In the largest initial public offering of the year, Nextracker has raised $638 million after pricing shares at $24 apiece. The stock started trading on the NASDAQ Thursday morning. 

The California-based firm's main line of business is solar tracker systems for grid-scale solar projects. What these trackers do is follow the movement of the sun in order to maximize the amount of power that a panel can absorb throughout the day. 

CEO Dan Shugar told Cheddar News that tracking systems can help panels produce up to 25 percent more energy. "Just like a sunflower follows the sun across the sky from east to west, if you move solar panels from east to west across the sky, you get more energy," he said. 

Nextracker also develops software to make the trackers even more responsive to meteorological conditions and the site-specific requirements of a solar field. 

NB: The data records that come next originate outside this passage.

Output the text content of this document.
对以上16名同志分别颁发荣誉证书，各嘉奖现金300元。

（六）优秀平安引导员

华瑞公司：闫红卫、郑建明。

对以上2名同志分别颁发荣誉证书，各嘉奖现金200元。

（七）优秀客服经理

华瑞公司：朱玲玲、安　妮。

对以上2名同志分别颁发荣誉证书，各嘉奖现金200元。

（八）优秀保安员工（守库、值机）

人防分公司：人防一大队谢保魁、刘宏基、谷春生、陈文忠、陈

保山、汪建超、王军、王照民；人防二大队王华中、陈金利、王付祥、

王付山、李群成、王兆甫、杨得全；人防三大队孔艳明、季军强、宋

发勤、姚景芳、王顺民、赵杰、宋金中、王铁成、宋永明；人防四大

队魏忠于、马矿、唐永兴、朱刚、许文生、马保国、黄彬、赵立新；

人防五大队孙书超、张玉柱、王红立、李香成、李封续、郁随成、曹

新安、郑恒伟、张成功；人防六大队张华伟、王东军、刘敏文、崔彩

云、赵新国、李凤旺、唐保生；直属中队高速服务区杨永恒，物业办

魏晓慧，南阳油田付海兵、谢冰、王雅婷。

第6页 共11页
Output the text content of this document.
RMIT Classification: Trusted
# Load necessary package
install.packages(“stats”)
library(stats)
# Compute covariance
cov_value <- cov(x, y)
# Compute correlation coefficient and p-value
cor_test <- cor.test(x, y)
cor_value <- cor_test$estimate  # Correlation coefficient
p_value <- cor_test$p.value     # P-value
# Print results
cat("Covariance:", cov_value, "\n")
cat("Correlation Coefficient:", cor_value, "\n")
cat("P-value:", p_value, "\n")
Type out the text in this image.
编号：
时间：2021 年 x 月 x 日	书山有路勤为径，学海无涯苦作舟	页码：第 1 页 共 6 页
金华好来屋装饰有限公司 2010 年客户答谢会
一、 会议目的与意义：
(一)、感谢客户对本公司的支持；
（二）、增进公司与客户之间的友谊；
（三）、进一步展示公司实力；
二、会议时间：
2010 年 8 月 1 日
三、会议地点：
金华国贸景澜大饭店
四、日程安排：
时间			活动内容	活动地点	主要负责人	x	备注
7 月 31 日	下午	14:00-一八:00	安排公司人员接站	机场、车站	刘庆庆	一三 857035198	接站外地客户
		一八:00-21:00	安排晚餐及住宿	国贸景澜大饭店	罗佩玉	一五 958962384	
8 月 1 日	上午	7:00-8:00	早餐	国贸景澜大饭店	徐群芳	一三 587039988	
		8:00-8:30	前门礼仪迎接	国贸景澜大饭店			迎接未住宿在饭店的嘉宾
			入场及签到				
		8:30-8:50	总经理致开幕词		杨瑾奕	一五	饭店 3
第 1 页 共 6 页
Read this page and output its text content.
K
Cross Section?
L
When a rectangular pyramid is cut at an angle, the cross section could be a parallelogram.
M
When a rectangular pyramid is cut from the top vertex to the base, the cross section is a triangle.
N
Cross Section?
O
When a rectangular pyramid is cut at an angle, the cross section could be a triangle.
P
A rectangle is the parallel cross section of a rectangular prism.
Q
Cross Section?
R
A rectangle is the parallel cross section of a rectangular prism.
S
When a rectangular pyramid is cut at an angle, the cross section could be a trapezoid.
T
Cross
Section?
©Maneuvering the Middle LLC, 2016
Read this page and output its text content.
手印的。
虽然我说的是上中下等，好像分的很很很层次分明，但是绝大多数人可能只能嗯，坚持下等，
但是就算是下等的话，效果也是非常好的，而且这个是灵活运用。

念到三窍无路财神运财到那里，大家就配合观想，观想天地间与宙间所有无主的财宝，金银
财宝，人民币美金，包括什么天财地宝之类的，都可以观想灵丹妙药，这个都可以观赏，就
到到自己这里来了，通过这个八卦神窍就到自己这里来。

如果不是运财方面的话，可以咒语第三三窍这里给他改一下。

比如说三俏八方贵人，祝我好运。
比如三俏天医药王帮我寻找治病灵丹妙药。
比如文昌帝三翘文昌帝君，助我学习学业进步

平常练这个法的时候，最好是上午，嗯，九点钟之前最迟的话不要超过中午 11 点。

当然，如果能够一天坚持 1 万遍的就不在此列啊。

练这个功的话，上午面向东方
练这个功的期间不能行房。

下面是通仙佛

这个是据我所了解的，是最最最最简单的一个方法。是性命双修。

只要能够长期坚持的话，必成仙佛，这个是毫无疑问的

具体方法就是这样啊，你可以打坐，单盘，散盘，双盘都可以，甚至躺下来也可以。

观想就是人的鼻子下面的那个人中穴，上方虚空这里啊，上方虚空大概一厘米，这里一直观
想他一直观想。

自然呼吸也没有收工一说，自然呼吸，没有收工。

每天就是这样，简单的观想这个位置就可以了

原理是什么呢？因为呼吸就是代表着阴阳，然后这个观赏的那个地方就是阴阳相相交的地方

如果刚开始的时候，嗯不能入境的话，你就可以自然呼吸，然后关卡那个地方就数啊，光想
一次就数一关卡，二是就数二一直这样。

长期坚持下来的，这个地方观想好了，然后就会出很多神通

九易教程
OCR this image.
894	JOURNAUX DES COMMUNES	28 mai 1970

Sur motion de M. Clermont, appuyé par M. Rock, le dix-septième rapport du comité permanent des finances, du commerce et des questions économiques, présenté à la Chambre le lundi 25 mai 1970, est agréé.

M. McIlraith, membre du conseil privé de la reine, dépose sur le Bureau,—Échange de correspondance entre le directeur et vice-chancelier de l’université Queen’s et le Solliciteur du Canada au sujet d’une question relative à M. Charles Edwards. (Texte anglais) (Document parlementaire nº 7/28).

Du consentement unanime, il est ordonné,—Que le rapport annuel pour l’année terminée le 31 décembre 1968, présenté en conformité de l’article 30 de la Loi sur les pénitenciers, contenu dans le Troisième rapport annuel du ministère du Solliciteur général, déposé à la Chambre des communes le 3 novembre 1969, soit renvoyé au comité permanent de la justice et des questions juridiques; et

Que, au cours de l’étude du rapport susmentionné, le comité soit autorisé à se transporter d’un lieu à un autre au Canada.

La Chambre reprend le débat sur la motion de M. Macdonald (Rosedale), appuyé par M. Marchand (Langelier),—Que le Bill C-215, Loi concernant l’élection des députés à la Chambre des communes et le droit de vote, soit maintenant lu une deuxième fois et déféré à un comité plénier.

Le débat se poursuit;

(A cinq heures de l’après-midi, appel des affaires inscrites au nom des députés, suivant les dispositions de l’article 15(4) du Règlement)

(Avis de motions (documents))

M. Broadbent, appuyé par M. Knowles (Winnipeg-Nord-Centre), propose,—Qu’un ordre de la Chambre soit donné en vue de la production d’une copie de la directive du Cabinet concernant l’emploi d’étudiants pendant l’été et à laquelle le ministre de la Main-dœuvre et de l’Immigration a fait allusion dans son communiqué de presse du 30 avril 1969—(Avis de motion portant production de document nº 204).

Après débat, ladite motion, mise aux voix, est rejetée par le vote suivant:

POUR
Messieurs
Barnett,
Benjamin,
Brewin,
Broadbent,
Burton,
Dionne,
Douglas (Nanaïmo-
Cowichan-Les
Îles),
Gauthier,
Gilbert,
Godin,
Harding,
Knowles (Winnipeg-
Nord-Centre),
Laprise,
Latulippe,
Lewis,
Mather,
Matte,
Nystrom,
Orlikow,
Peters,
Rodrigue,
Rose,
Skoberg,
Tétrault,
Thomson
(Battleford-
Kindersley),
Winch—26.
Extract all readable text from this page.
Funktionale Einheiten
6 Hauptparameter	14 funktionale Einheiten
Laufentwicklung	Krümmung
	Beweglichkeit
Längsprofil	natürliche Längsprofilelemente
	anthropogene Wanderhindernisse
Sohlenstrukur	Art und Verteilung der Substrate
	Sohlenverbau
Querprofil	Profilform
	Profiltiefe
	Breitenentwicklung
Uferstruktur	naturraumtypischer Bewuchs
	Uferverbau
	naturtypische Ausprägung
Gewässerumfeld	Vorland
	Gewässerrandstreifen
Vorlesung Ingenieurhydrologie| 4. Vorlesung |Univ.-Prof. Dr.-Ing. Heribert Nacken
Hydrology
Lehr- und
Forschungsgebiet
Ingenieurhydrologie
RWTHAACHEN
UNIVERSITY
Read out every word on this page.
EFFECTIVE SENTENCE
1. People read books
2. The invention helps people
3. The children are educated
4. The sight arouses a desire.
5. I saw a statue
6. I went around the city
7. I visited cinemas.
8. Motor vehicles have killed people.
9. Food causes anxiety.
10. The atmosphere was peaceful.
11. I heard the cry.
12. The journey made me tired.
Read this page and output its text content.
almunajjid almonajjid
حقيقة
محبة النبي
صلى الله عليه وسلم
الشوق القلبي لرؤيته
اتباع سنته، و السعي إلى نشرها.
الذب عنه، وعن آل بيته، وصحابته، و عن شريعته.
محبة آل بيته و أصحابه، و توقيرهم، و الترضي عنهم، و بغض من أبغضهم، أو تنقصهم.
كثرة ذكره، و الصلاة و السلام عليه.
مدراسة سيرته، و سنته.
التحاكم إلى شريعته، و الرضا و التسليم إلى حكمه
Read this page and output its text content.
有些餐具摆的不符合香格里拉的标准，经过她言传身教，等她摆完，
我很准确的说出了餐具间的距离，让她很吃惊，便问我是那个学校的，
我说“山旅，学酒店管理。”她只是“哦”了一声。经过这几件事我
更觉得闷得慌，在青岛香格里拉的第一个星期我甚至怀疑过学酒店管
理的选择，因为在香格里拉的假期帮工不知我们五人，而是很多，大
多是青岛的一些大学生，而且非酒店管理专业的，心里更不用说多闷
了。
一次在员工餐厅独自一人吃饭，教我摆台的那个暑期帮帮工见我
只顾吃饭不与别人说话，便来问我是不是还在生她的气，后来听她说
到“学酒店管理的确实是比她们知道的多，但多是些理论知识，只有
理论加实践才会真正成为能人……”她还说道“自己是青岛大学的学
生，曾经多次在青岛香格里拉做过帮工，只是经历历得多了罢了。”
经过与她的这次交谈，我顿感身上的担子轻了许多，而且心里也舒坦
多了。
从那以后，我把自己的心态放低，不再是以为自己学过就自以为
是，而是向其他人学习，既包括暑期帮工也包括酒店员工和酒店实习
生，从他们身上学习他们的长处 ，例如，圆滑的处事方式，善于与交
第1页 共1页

"What we do is we provide the structures and the control systems and smart software to really optimize the angle of those panels to the sun at any given time," Shugar said. 

The IPO comes as solar companies push their advantage in the energy market, with federal subsidies pouring into the sector due to the Inflation Reduction Act. Even without these subsidies, Shugar said, the company is banking on solar beating other energy sources on cost. 

"Solar's enjoyed tremendous growth because even unsubsidized solar is the lowest cost way to generate power of any power generation source." he said.